HP has written to its shareholders to argue that now is not the time for an unsolicited takeover, with Xerox’s ‘irresponsible capital structure’
HP has written a hard hitting letter to its shareholders, outlining its position as to why now is not the time for Xerox Holdings to be pursuing a hostile takeover.
The letter said the focus of the company should on “managing the unprecedented Covid-19 pandemic with urgency and a deep sense of care.”
And HP slated Xerox for continuing to pursue the takeover in light of the Coronavirus pandemic, and warned that “any complex, large-scale, highly leveraged transaction in the current economic environment could be disastrous for HP.”
“Our primary responsibility in this difficult period is to focus on HP’s business and address the needs of our ecosystem of stakeholders around the world, including our shareholders, our millions of customers, our 250,000 partners, and our team of approximately 55,000 employees,” said HP.
“Since Xerox launched its unsolicited exchange offer and nominated directors, the global social, economic and financial environments have changed radically,” said the HP letter. “Despite this, Xerox continues to advance its tender offer and its proposed slate of directors in an effort to force a combination.”
HP argues it should not have to “divert valuable time, attention and resources to a dialogue with Xerox about its proposed transaction.”
And it said that “any complex, large-scale, highly leveraged transaction in the current economic environment could be disastrous for HP, its shareholders and our entire ecosystem.”

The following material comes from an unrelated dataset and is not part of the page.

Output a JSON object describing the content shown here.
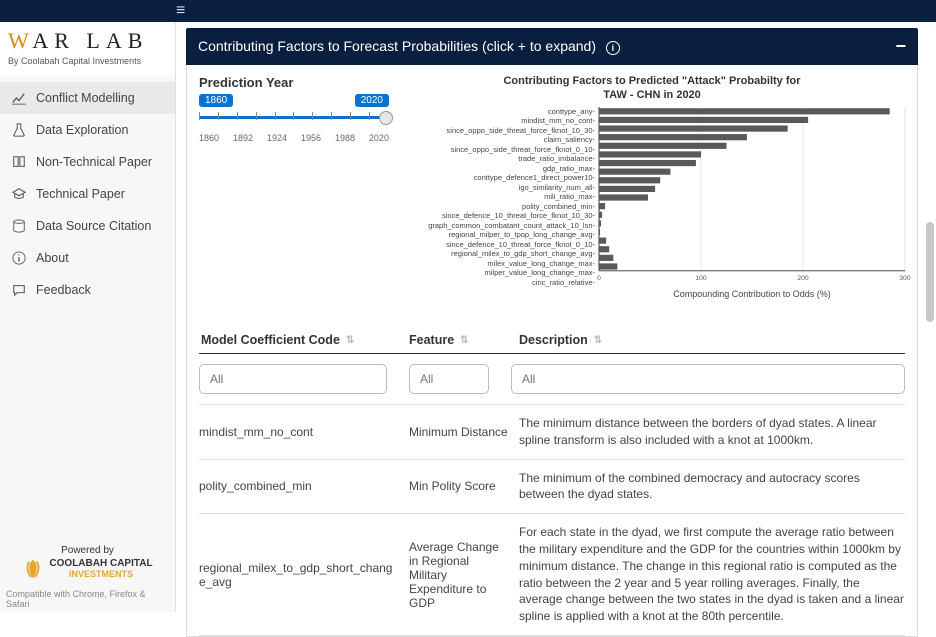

“We have consistently expressed deep concerns about the irresponsible capital structure that is reflected in Xerox’s proposal,” HP added. “Their proposed structure would saddle HP with a level of debt that it could not support, potentially leaving the company without the cash needed to effectively run the business. We believe this would put the company at risk of being in financial distress immediately upon consummation of Xerox’s proposed transaction.”
“We believe the Xerox proposal fundamentally undervalues HP, threatens the future of both companies, and creates an unacceptable level of risk to both HP and Xerox shareholders,” HP said. “Our duty now is to protect our organisation – and your investment. And that’s exactly what we are going to do.”
Earlier this month HP adopted another poison pill that will see HP CEO Enrique Lores receive 50 percent more in a pay out, if he is fired in the event of a successful hostile takeover.
That came after HP had once again this month rejected an improved takeover offer to HP’s shareholders (its second such hostile takeover offer), in an effort to bypass the PC maker’s board of directors.
Xerox had earlier this month increased its hostile offer price to $24.00 per share (from $22.00 per share), raising its original $33.5 billion takeover bid to $35 billion.
That came after HP’s board of directors had in January rejected an unsolicited takeover offer from Xerox, saying the deal “significantly undervalued” the PC maker.
Xerox had begun its hostile bid for HP just before Christmas, after it made good its threat to approach HP shareholders directly with its leveraged buyout offer.
Xerox had initially set a deadline of 25 November 2019 for HP’s board of directors to respond to Xerox’s $33.5bn buyout offer for the PC maker.
But HP’s board refused to engage with Xerox and failed to open its books so Xerox could conduct due diligence.
The battle had begun when activist investor Carl Icahn acquired a $1.2 billion stake in HP and pushed for the proposed union of Xerox and HP, arguing that a combination of the printer makers could yield big profits for investors.
Icahn is said to own 10.85 percent of Xerox and 4.24 percent of HP.